Well, first of all, the best thing to do is allow your wife to be with the one that she's got the connection with.

As harsh as it sounds, she was always just a prop to you like the lamp and arm chair, right?

Being attracted to men.. well, that's gay. No matter how you slice it.

And trust me, that deep feeling of lonlieness disappears once you find youself in the arms of a man who cares for you and just wants to hold you and be with you. Sure, there's some hard stuff to deal with once you come out to family and friends.

but you don't have to do that tomorrow, and it's probably best to do things one at a time.

My advice? give your wife the divorce and let her be happy.. you owe her that, dont' you think?

Next step is to maybe consider contacting a gay community center and maybe find a gay Christian's group if you're still a Christian or maybe just join a gay baseball team and make some gay friends in a non-sexually charged environment.

Next step?

We'll get there.

No need to rush.
 
i don't know what to say except i don't believe that God hates homosexuals.

anyway, welcome and (*8*)
 
I think I might be gay! All I know is that I'm very sexually attracted to men and have been all my life. I had a brief homosexual experience when I was 13 with another boy my age and remember I really liked it at the time, but that is the only homosexual experience I have ever had. I grew up in a very conservative Baptist family and always understood homosexuality to be a sin, so I never acted on those feelings again. I have been married now for almost seven years to the same woman, but we have never had any children. She told me several days ago that she wants to end the marriage, that she hasn't been happy in our relationship for several years, and that she has found someone else in her life she believes she is more compatible with. Although the word divorce devastates me, I know deep in my heart that she is right. I guess I have never really ever been in love with this woman, I realize now that I married her more out of a sense of what my family expected of me. I feel rather guilty thinking back on it now and am now just coming to terms with the fact that I might be gay! I often long to be held and loved by another man, but wonder if I dare think such thoughts. The whole ideal about being gay gives me a deep feeling of loneliness, in that once I reveal this to my family and friends that they will cease being my family and friends. Can anyone give me advice on how to make this transition? Feeling lonely and lost in Texas! :(

DanC76,

A few years back, I was in an ice-cream store. Popular one I won't mention. I overheard a woman talking to her, I'm guessing, five-year-old child. The subject: religion.

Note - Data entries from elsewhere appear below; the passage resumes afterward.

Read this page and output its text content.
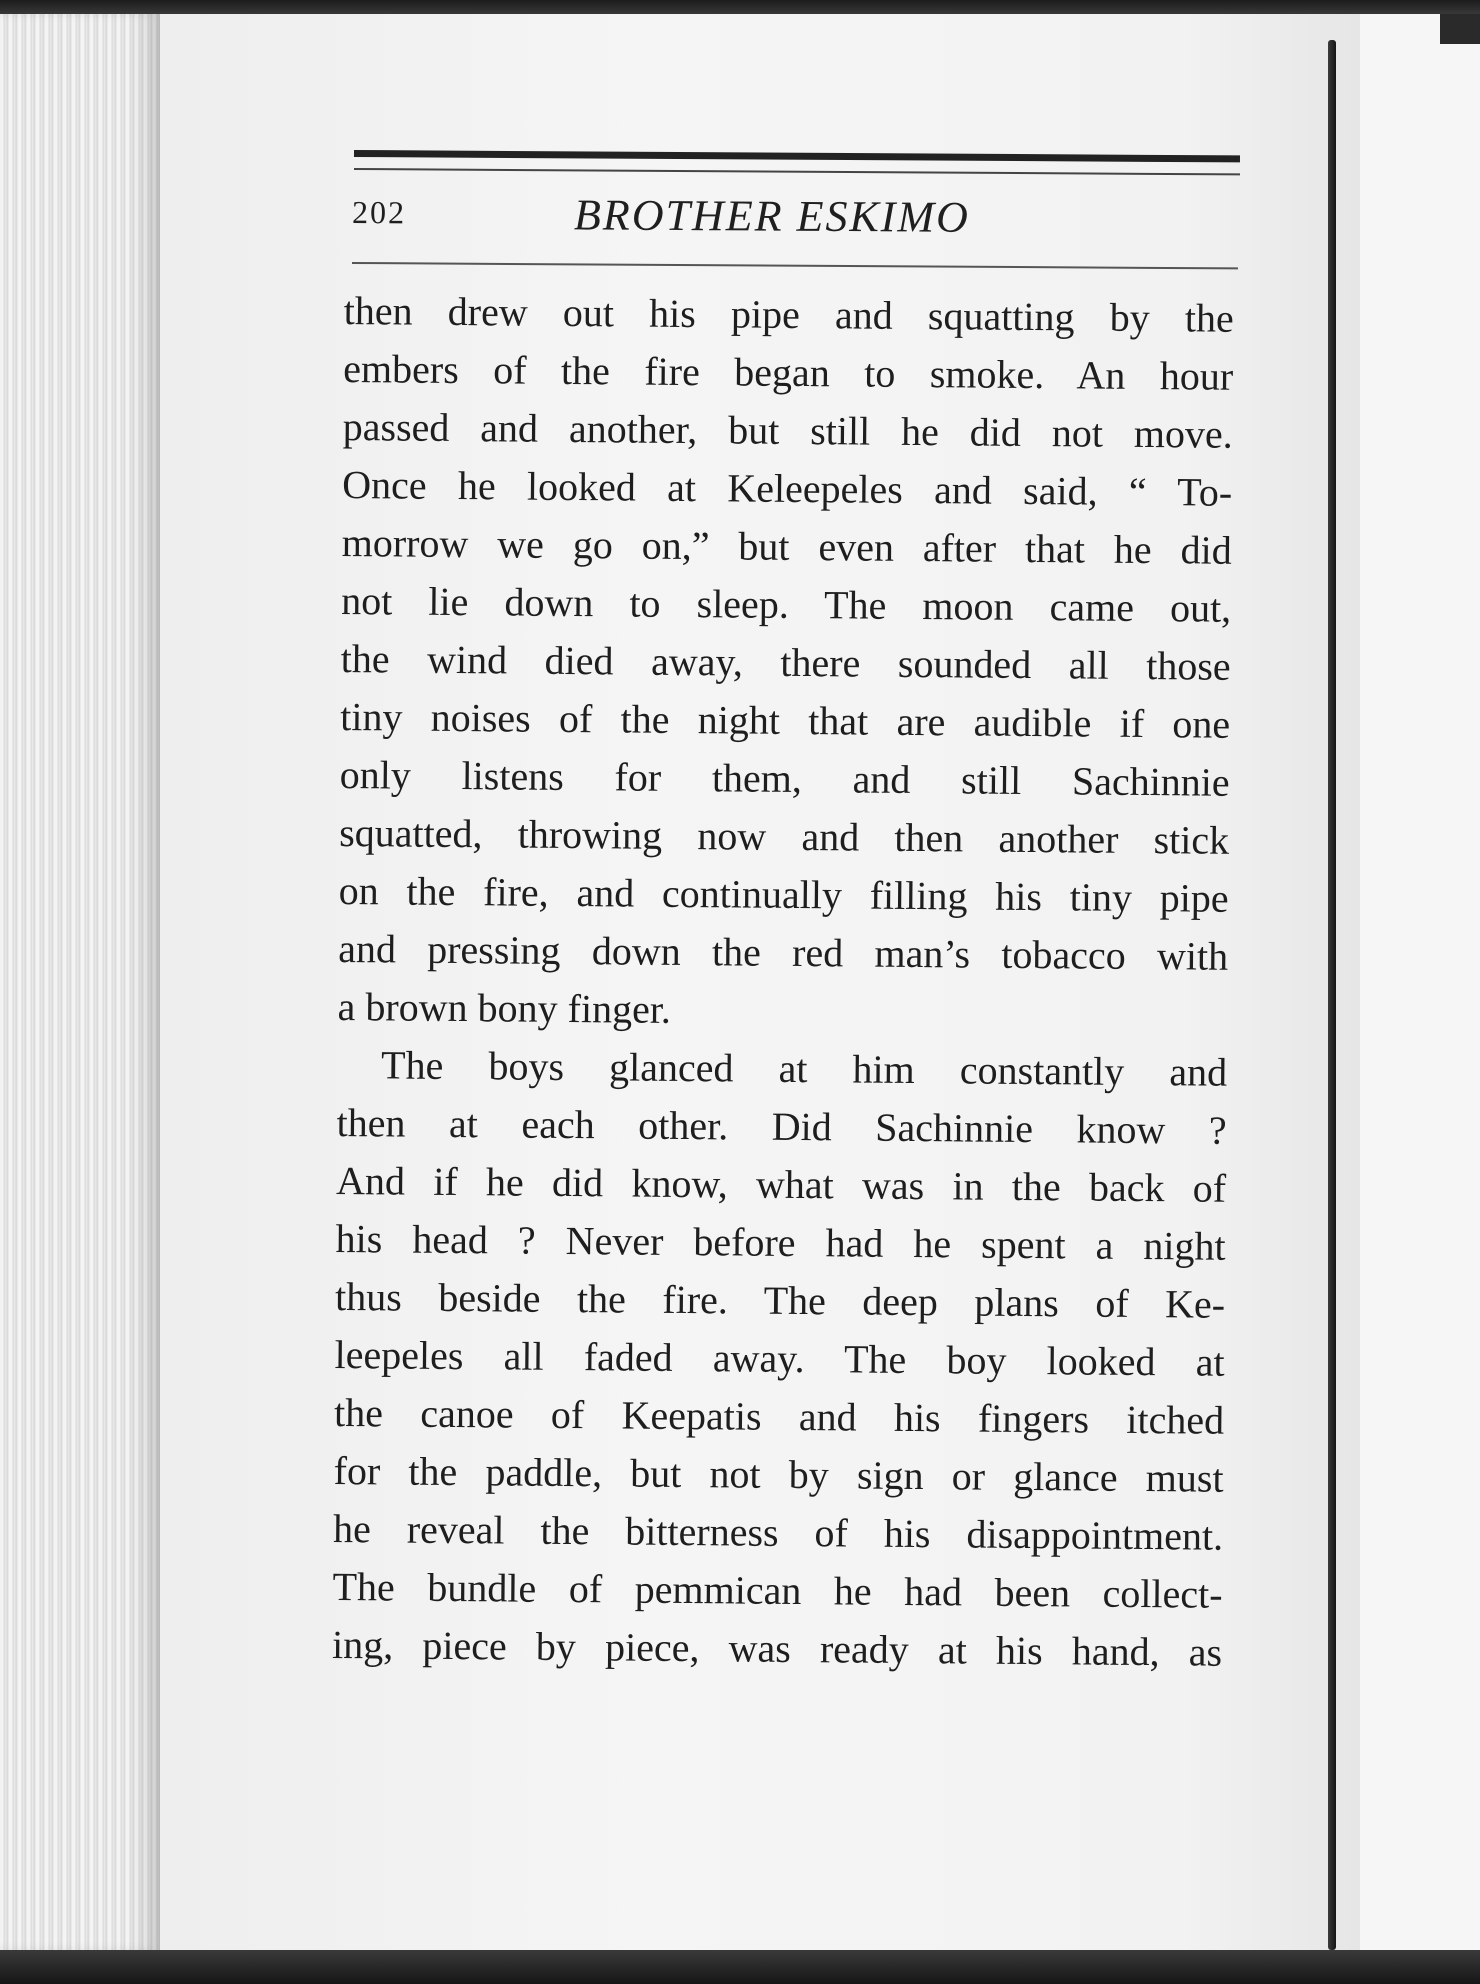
202	BROTHER ESKIMO
then drew out his pipe and squatting by the
embers of the fire began to smoke. An hour
passed and another, but still he did not move.
Once he looked at Keleepeles and said, “ To-
morrow we go on,” but even after that he did
not lie down to sleep. The moon came out,
the wind died away, there sounded all those
tiny noises of the night that are audible if one
only listens for them, and still Sachinnie
squatted, throwing now and then another stick
on the fire, and continually filling his tiny pipe
and pressing down the red man’s tobacco with
a brown bony finger.
The boys glanced at him constantly and
then at each other. Did Sachinnie know ?
And if he did know, what was in the back of
his head ? Never before had he spent a night
thus beside the fire. The deep plans of Ke-
leepeles all faded away. The boy looked at
the canoe of Keepatis and his fingers itched
for the paddle, but not by sign or glance must
he reveal the bitterness of his disappointment.
The bundle of pemmican he had been collect-
ing, piece by piece, was ready at his hand, as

It got me thinking about how religion is taught in America. You administer the teachings to another individual when that person is single-digit in age. That young body hasn't formed independent thought, all that much, and it's the perfect time to "raise the child according to how/what you see right."

It's really no surprise that one can grow up with family influence so powerful as it is. But as you grow, you also develop into a separate entity.

I wish you good luck with this.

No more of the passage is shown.